Ist Mineralwasser gesünder als Leitungswasser? Mineralwasser enthält wertvolle Minerale und Spurenelemente, diesbezüglich ist das Leitungs- dem Mineralwasser meist unterlegen. Allerdings – so Expertin Altmann – enthielten rund zwei Drittel aller Mineralwässer weniger als 500 Milligramm Mineralstoffe pro Liter. Dennoch könne man mit zwei Litern Mineralwasser am Tag beispielsweise 42 bis 46 Prozent seines täglichen Magnesiumbedarfs decken.
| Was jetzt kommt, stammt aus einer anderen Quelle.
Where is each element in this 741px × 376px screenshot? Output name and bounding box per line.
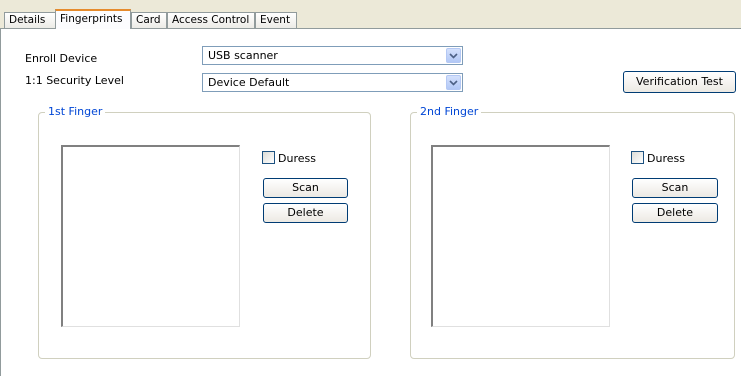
verification-test-button[interactable]: Verification Test — [623, 71, 736, 93]
first-finger-title: 1st Finger — [45, 105, 106, 118]
security-level-label: 1:1 Security Level — [25, 74, 124, 87]
first-scan-button[interactable]: Scan — [263, 178, 348, 198]
enroll-device-value: USB scanner — [208, 49, 278, 62]
tab-access-control[interactable]: Access Control — [167, 12, 255, 28]
tab-event[interactable]: Event — [255, 12, 297, 28]
tab-fingerprints[interactable]: Fingerprints — [55, 9, 131, 29]
second-finger-image — [431, 145, 610, 327]
enroll-device-label: Enroll Device — [25, 52, 98, 65]
first-delete-button[interactable]: Delete — [263, 203, 348, 223]
fingerprints-panel: Enroll Device USB scanner 1:1 Security L… — [0, 28, 741, 376]
second-delete-button[interactable]: Delete — [632, 203, 718, 223]
security-level-value: Device Default — [208, 76, 290, 89]
second-scan-button[interactable]: Scan — [632, 178, 718, 198]
second-duress-checkbox[interactable] — [631, 151, 644, 164]
first-duress-checkbox[interactable] — [262, 151, 275, 164]
tab-details[interactable]: Details — [4, 12, 56, 28]
tab-strip: Details Fingerprints Card Access Control… — [0, 0, 741, 29]
first-finger-image — [61, 145, 240, 327]
chevron-down-icon[interactable] — [446, 75, 461, 90]
security-level-select[interactable]: Device Default — [202, 73, 463, 92]
second-finger-title: 2nd Finger — [417, 105, 482, 118]
second-duress-label: Duress — [647, 152, 685, 165]
chevron-down-icon[interactable] — [446, 48, 461, 63]
enroll-device-select[interactable]: USB scanner — [202, 46, 463, 65]
tab-card[interactable]: Card — [131, 12, 167, 28]
first-duress-label: Duress — [278, 152, 316, 165]
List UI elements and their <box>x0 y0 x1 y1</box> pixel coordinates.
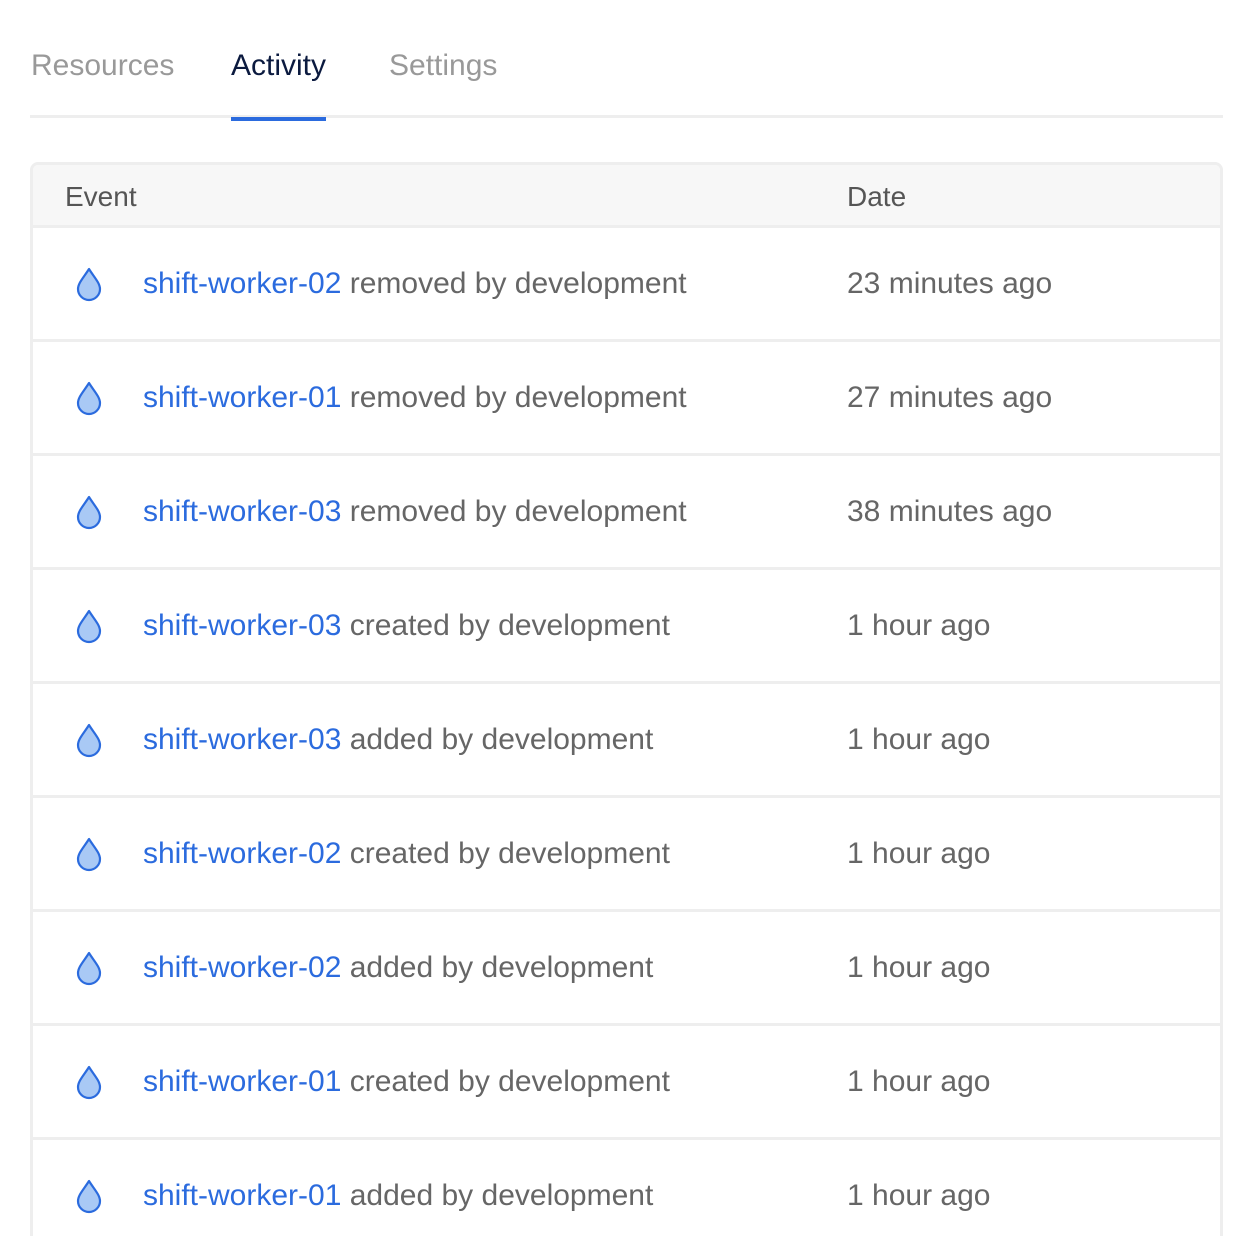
tab-activity[interactable]: Activity <box>231 46 327 121</box>
table-header: Event Date <box>33 165 1220 228</box>
event-text: shift-worker-01 removed by development <box>143 378 687 418</box>
event-action: created by development <box>349 837 670 870</box>
activity-table: Event Date shift-worker-02 removed by de… <box>30 162 1223 1236</box>
event-text: shift-worker-03 added by development <box>143 720 653 760</box>
resource-link[interactable]: shift-worker-02 <box>143 951 341 984</box>
tab-settings[interactable]: Settings <box>389 46 497 118</box>
event-action: created by development <box>349 1065 670 1098</box>
droplet-icon <box>73 1178 105 1214</box>
event-text: shift-worker-01 added by development <box>143 1176 653 1216</box>
table-row: shift-worker-03 created by development 1… <box>33 570 1220 684</box>
event-action: removed by development <box>349 267 687 300</box>
event-action: added by development <box>349 951 654 984</box>
table-row: shift-worker-01 removed by development 2… <box>33 342 1220 456</box>
event-date: 23 minutes ago <box>847 267 1053 300</box>
event-date: 1 hour ago <box>847 723 991 756</box>
droplet-icon <box>73 722 105 758</box>
event-action: added by development <box>349 723 654 756</box>
resource-link[interactable]: shift-worker-02 <box>143 267 341 300</box>
event-action: created by development <box>349 609 670 642</box>
droplet-icon <box>73 1064 105 1100</box>
resource-link[interactable]: shift-worker-03 <box>143 495 341 528</box>
tab-bar: Resources Activity Settings <box>30 0 1223 121</box>
resource-link[interactable]: shift-worker-01 <box>143 1065 341 1098</box>
event-action: removed by development <box>349 381 687 414</box>
event-text: shift-worker-03 removed by development <box>143 492 687 532</box>
resource-link[interactable]: shift-worker-02 <box>143 837 341 870</box>
event-text: shift-worker-03 created by development <box>143 606 670 646</box>
droplet-icon <box>73 494 105 530</box>
column-header-date: Date <box>847 181 907 212</box>
event-date: 1 hour ago <box>847 609 991 642</box>
event-text: shift-worker-02 added by development <box>143 948 653 988</box>
droplet-icon <box>73 608 105 644</box>
table-row: shift-worker-03 added by development 1 h… <box>33 684 1220 798</box>
droplet-icon <box>73 836 105 872</box>
droplet-icon <box>73 380 105 416</box>
event-date: 38 minutes ago <box>847 495 1053 528</box>
column-header-event: Event <box>65 181 137 212</box>
event-text: shift-worker-02 created by development <box>143 834 670 874</box>
tab-resources[interactable]: Resources <box>31 46 174 118</box>
table-row: shift-worker-02 created by development 1… <box>33 798 1220 912</box>
table-row: shift-worker-02 added by development 1 h… <box>33 912 1220 1026</box>
table-row: shift-worker-01 created by development 1… <box>33 1026 1220 1140</box>
table-row: shift-worker-02 removed by development 2… <box>33 228 1220 342</box>
event-text: shift-worker-02 removed by development <box>143 264 687 304</box>
table-body: shift-worker-02 removed by development 2… <box>33 228 1220 1236</box>
activity-page: Resources Activity Settings Event Date s… <box>0 0 1244 1236</box>
table-row: shift-worker-01 added by development 1 h… <box>33 1140 1220 1236</box>
event-date: 1 hour ago <box>847 1179 991 1212</box>
event-action: removed by development <box>349 495 687 528</box>
event-text: shift-worker-01 created by development <box>143 1062 670 1102</box>
table-row: shift-worker-03 removed by development 3… <box>33 456 1220 570</box>
event-date: 27 minutes ago <box>847 381 1053 414</box>
resource-link[interactable]: shift-worker-01 <box>143 381 341 414</box>
event-date: 1 hour ago <box>847 837 991 870</box>
event-date: 1 hour ago <box>847 1065 991 1098</box>
event-action: added by development <box>349 1179 654 1212</box>
droplet-icon <box>73 266 105 302</box>
resource-link[interactable]: shift-worker-01 <box>143 1179 341 1212</box>
droplet-icon <box>73 950 105 986</box>
resource-link[interactable]: shift-worker-03 <box>143 609 341 642</box>
resource-link[interactable]: shift-worker-03 <box>143 723 341 756</box>
event-date: 1 hour ago <box>847 951 991 984</box>
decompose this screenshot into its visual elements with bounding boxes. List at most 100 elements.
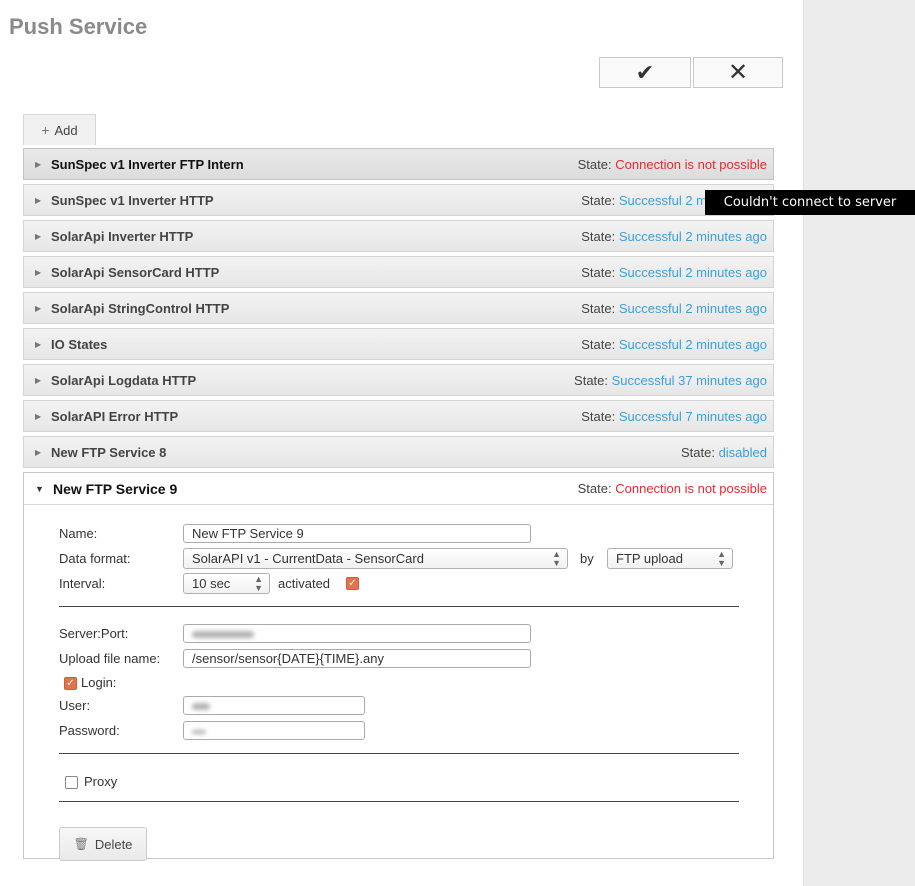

Wer Leitungswasser abkocht, tut seiner Gesundheit noch mehr Gutes. Altmann: „Die dadurch veränderte Molekularstruktur des Wassers entlastet die Leber und verbessert die Verdauung. Außerdem lässt das Verlangen nach ungesunder Nascherei nach.“

Weniger Karies und Kilos. Tee ist, kalt getrunken, ein idealer Durstlöscher. Zudem haben viele Tees beruhigende, aufputschende, heilende oder antioxidative Wirkung. Schon eine Tasse grünen Tees täglich senkt das Kariesrisiko signifikant. Unter den Grüntees gilt der Matcha-Tee als einer der gesündesten – allerdings schrecken viele wegen der aufwendigen Zubereitungsprozedur vor ihm zurück. Im gut sortierten Teehandel gibt es aber mittlerweile auch schon Matcha-Tees, die in der Zubereitung deutlich einfacher sind. Beliebt als Getränk sind auch sogenannte grüne Smoothies aus Gemüse. Sie, meint Expertin Altmann, stärken das Immunsystem, reinigen den Darm und helfen bei der Gewichtsabnahme. Aber eines können sie nicht: eine gesunde Ernährung ersetzen.

GESUNDE DRINKS

„Trink dich vital und gesund“ von Susanne Altmann und Johann Grassl (Verlag Maudrich, 152 Seiten, 19,90 Euro).
Weitere Bücher
zu Getränken: „Kombucha. Der natürliche Energiedrink, der vitalisiert, heilt und entgiftet“ von Eric und Jessica Childs (Narayana Verlag, 210 Seiten, 20,40 Euro). „Grüne Smoothies. Der Powerdrink aus süßem Obst und grünem Gemüse“ von Rose Marie Donhauser (Südwest Verlag, 112 Seiten, 10,30 Euro).